Devant le premier juge déjà, l'intimé a objecté du caractère imprécis des commandements de payer et de la requête de mainlevée définitive déposée par la recourante. Sur ce point, il convient de lui donner raison. Contrairement aux exigences susmentionnées, les commandements de payer n'indiquent pas les périodes pour lesquelles les montants sont réclamés. Les décomptes produits à l'appui de la requête de mainlevée ne permettent pas davantage de préciser ces périodes. Les commandements de payer et la requête de mainlevée comportent en effet des divergences significatives que la recourante n'a nullement explicitées. Les montants mentionnés dans les commandements de payer n'apparaissent pas dans les décomptes, de sorte qu'il n'est pas possible de comprendre à quelle période se réfèrent les différentes sommes réclamées à titre de contributions d'entretien. Les périodes d'arriérés de contributions indiquées dans les décomptes (novembre 2015 à octobre 2017) ne coïncident, du reste, pas avec les dates de départ des intérêts dus d'après les commandements de payer (du 1er novembre 2015 au 1er février 2017). S'ajoute à cela que les commandements de payer font état de 16 créances distinctes, alors que les décomptes établis par la recourante en énumèrent 23. Sur la base de ces documents, il n'est dès lors pas possible de comprendre quels sont exactement les montants réclamés et pour quelle période. L'intimé a du reste fait valoir, pièces à l'appui, qu'il s'était acquitté de certaines factures. Il a également invoqué différentes imputations à opérer sur les montants réclamés. Compte tenu de ces éléments, il convient de retenir que la recourante, en omettant de mentionner pour quelles périodes les arriérés de contributions étaient réclamés, n'a pas fourni des indications suffisantes sur les détails de la créance déduite en poursuite et sur les imputations à faire valoir. Ce défaut de précision doit conduire au rejet de la requête de mainlevée.

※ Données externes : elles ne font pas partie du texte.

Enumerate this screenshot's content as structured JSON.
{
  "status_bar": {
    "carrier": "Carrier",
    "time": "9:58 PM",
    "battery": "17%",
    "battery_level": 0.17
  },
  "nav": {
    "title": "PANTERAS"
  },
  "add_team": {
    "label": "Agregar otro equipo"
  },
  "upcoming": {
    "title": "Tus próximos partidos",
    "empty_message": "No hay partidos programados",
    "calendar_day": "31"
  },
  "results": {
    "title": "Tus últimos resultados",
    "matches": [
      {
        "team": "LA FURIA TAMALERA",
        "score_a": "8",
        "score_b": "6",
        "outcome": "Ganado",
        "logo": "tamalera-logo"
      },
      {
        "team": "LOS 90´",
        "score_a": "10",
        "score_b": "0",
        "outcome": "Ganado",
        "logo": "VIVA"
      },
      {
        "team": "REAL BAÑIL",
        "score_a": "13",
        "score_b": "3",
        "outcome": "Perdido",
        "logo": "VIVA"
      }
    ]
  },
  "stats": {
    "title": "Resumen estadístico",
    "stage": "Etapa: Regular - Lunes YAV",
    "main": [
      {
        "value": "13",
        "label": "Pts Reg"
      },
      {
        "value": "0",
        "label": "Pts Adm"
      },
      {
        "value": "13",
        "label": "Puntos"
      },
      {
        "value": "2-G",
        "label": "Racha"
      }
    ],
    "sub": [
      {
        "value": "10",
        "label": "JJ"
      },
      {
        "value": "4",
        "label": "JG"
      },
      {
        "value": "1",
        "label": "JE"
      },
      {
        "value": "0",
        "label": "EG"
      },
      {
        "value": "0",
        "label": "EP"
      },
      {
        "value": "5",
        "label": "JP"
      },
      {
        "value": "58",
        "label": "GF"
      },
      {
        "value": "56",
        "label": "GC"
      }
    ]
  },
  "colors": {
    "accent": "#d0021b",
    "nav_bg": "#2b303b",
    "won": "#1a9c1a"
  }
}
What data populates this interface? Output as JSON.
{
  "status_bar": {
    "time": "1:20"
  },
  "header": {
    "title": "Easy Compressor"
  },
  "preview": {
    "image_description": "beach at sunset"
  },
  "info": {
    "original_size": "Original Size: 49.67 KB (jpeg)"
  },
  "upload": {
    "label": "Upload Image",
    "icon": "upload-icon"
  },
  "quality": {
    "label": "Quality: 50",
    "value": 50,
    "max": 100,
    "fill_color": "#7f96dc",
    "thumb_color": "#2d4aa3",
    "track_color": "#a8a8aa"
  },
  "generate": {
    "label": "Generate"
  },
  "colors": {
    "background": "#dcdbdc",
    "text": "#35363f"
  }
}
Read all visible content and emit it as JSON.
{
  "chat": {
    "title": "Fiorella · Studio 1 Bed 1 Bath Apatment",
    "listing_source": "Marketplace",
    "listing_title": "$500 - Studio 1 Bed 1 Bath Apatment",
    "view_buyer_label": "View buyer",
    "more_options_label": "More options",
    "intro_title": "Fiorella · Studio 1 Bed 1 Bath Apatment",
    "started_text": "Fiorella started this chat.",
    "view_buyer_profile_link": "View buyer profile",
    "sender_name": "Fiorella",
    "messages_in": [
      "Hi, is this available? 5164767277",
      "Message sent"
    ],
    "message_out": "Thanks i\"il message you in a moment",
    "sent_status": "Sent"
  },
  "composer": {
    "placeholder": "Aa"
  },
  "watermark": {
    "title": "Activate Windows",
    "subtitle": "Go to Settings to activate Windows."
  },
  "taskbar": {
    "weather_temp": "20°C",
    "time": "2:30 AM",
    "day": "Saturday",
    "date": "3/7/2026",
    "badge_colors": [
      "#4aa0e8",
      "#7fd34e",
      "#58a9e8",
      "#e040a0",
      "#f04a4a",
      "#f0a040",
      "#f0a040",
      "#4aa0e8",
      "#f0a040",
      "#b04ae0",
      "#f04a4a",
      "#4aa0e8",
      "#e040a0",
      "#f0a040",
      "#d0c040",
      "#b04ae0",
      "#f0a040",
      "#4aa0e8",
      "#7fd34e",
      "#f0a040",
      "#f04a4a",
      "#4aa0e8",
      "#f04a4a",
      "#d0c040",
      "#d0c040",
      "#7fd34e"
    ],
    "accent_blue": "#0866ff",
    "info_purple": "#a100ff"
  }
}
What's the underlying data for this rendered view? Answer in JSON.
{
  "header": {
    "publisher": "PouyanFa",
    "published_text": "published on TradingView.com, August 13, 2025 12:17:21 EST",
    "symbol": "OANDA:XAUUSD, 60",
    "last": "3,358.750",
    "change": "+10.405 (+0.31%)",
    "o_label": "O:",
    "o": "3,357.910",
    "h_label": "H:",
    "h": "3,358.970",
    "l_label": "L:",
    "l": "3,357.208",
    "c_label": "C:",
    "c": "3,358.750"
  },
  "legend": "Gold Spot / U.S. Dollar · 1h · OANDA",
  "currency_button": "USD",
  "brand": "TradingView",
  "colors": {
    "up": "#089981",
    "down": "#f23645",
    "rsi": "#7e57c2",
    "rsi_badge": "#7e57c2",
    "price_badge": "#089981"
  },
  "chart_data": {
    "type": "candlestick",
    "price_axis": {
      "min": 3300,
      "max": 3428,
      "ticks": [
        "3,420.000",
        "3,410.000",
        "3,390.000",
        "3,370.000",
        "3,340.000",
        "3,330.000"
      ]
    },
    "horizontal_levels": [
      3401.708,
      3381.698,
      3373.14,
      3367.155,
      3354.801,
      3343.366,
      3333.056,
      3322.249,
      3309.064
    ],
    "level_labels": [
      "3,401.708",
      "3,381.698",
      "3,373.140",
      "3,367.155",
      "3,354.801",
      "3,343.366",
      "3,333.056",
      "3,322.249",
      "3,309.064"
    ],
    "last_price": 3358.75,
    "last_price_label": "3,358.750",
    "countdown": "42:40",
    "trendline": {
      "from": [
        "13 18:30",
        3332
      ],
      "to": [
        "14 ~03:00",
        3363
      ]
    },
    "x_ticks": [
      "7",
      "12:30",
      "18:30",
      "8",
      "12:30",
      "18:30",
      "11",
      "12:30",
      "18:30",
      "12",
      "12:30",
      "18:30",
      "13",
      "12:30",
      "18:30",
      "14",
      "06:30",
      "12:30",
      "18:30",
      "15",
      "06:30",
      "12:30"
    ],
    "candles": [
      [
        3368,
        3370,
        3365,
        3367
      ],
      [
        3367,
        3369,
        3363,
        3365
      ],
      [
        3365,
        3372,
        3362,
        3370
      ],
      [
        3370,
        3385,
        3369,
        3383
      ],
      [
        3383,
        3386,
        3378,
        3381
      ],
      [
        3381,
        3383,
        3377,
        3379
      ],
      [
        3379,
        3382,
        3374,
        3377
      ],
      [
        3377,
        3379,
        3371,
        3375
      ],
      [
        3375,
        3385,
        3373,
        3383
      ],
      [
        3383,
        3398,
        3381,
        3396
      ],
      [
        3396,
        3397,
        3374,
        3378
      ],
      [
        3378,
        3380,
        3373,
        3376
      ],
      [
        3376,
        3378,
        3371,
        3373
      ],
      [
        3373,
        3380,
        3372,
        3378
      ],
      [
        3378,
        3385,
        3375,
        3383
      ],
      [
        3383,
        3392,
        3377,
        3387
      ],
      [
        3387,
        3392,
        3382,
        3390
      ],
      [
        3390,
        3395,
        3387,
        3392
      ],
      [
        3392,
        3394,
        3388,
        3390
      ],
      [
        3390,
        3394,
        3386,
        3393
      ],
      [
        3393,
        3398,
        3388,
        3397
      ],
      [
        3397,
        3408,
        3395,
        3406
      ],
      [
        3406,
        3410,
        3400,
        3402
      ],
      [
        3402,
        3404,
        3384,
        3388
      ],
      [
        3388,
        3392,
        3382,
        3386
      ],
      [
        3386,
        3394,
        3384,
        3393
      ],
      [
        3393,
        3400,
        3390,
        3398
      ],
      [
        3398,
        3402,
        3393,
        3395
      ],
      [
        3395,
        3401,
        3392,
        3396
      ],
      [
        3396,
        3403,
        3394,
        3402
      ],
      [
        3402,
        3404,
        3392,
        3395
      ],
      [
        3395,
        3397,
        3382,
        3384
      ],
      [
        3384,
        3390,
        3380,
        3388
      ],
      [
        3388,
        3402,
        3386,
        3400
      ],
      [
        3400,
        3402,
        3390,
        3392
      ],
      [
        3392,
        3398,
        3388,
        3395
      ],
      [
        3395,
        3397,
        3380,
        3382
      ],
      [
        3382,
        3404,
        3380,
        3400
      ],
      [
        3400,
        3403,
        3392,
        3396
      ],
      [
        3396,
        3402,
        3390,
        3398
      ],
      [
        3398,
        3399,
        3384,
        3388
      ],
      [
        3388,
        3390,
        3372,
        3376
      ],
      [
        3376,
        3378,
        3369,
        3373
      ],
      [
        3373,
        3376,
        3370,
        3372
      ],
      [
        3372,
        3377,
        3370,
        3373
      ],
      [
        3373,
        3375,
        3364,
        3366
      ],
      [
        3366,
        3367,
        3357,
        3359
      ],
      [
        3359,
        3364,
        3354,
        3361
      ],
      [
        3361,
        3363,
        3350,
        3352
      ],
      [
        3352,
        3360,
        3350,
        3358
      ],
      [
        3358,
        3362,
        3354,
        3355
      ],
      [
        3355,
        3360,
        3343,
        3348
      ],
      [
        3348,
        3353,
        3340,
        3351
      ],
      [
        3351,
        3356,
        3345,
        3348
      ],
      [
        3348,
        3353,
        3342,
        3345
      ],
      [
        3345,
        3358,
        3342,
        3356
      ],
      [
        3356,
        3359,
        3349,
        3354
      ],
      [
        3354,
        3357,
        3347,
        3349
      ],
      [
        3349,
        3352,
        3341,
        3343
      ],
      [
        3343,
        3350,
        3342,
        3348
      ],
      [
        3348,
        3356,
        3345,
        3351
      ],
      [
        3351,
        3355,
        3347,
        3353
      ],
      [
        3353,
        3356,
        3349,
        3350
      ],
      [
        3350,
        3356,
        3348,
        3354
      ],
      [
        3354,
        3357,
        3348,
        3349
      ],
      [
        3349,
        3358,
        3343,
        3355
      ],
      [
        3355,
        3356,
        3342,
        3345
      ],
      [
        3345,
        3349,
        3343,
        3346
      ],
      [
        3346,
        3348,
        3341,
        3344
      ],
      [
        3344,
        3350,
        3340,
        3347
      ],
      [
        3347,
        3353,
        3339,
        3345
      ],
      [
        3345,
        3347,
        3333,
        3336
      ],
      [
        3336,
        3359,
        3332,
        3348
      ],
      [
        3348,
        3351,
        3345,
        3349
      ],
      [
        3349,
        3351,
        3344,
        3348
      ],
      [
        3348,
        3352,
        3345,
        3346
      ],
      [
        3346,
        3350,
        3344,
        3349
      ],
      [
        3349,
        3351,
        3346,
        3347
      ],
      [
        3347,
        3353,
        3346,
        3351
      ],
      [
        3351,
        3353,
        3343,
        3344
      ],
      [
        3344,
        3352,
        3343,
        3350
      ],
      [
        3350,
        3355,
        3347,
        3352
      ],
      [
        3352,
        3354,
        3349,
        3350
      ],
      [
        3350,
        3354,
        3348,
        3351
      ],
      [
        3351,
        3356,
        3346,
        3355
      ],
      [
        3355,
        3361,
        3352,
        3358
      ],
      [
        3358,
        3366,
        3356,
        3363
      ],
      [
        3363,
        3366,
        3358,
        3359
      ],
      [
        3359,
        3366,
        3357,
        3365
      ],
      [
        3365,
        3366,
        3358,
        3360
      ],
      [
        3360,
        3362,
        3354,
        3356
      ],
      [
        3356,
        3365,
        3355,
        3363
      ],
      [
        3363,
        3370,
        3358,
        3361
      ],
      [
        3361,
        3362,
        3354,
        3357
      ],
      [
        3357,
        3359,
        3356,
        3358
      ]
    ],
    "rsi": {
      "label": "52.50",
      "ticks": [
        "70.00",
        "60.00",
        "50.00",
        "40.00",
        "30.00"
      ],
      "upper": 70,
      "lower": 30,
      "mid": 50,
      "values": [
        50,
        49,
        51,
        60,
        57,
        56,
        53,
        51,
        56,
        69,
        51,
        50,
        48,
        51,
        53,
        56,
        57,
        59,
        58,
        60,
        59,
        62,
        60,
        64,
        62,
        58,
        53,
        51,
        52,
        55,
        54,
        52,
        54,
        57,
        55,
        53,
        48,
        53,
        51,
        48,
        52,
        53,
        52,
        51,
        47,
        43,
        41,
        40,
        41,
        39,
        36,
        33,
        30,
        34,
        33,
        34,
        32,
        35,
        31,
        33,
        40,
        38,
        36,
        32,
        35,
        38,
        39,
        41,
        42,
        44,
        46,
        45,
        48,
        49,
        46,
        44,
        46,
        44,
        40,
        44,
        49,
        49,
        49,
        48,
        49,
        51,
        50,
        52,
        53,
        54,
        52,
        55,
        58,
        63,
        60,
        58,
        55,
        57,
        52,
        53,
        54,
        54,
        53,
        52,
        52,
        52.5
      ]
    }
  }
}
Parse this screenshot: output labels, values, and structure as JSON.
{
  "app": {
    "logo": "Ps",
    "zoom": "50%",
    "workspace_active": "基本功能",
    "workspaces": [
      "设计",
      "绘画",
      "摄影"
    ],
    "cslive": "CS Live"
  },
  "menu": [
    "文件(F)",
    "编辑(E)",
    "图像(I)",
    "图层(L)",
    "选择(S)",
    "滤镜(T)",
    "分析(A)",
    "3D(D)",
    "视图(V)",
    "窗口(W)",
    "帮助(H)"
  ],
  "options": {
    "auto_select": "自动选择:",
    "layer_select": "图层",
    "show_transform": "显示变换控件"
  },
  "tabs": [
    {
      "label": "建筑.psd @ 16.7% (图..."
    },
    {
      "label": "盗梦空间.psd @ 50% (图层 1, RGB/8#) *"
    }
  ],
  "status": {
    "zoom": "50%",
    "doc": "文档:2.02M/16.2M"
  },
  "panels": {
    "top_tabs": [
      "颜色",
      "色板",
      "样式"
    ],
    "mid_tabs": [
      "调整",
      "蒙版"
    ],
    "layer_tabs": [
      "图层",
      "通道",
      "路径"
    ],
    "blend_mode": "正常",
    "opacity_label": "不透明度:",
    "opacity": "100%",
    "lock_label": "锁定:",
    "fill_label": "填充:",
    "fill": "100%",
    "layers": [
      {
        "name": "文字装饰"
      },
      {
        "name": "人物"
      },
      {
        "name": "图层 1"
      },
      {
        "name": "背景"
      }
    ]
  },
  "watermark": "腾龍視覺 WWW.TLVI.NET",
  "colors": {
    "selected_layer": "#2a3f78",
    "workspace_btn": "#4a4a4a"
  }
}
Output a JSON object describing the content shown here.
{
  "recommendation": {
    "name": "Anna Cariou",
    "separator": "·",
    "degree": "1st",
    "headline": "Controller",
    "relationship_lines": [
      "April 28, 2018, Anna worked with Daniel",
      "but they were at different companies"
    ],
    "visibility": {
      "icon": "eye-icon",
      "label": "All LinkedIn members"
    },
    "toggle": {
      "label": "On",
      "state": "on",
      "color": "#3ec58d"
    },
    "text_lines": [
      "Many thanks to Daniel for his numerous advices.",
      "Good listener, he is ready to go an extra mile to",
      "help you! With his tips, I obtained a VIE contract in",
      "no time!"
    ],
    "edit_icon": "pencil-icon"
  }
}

Le jugement entrepris sera donc confirmé par substitution de motifs.

4.             La recourante, qui succombe, sera condamnée aux frais de recours (art. 106
al. 1 CPC), arrêtés à 600 fr. (art. 48 et 61 al. 1 OELP). L'intéressée
étant au bénéfice de l'assistance judiciaire, ces frais seront provisoirement supportés par l'Etat de Genève (art. 122 al. 1 let. b CPC et 19 du Règlement sur l'assistance juridique et l'indemnisation des conseils juridiques et défenseurs d'office en matière civile, administrative et pénale du 28 juillet 2010 [RAJ;
RS/GE E 2 05.04]), lequel pourra en réclamer ultérieurement le remboursement si les conditions de l'art. 123 CPC sont remplies.![endif]>![if>

Pour les mêmes motifs, la recourante sera condamnée à verser à l'intimé, assisté d'un conseil, des dépens arrêtés à 600 fr. (art. 95 al. 3, 96 et 105 al. 2 CPC; art. 85 al. 1, 88, 89 et 90 RTFMC; art. 25 et 26 LaCC).

* * * * *

PAR CES MOTIFS,
La Chambre civile :

A la forme :

Déclare recevable le recours interjeté par A______ contre le jugement JTPI/11378/2018 rendu le 13 juillet 2018 par le Tribunal de première instance dans la cause C/22893/2017-23 SML.

Au fond :

Rejette ce recours.

Déboute les parties de toutes autres conclusions.

Sur les frais :

Arrête les frais judiciaires du recours à 600 fr., les met à la charge de A______ et dit qu'ils seront provisoirement supportés par l'Etat de Genève.

Condamne A______ à verser 600 fr. à B______ à titre de dépens.

Siégeant :

Madame Fabienne GEISINGER-MARIETHOZ, présidente; Monsieur Laurent RIEBEN et Madame Eleanor McGREGOR, juges; Madame Mélanie DE RESENDE PEREIRA, greffière.

 

La présidente :

Fabienne GEISINGER-MARIETHOZ

 

La greffière :

Mélanie DE RESENDE PEREIRA

 

 

 

Indication des voies de recours :

Conformément aux art. 113 ss de la loi fédérale sur le Tribunal fédéral du 17 juin 2005 (LTF; RS 173.110), le présent arrêt peut être porté dans les trente jours qui suivent sa notification avec expédition complète (art. 100 al. 1 LTF) par-devant le Tribunal fédéral par la voie du recours constitutionnel subsidiaire.

Le recours doit être adressé au Tribunal fédéral, 1000 Lausanne 14.

Valeur litigieuse des conclusions pécuniaires au sens de la LTF inférieure à 30'000 fr.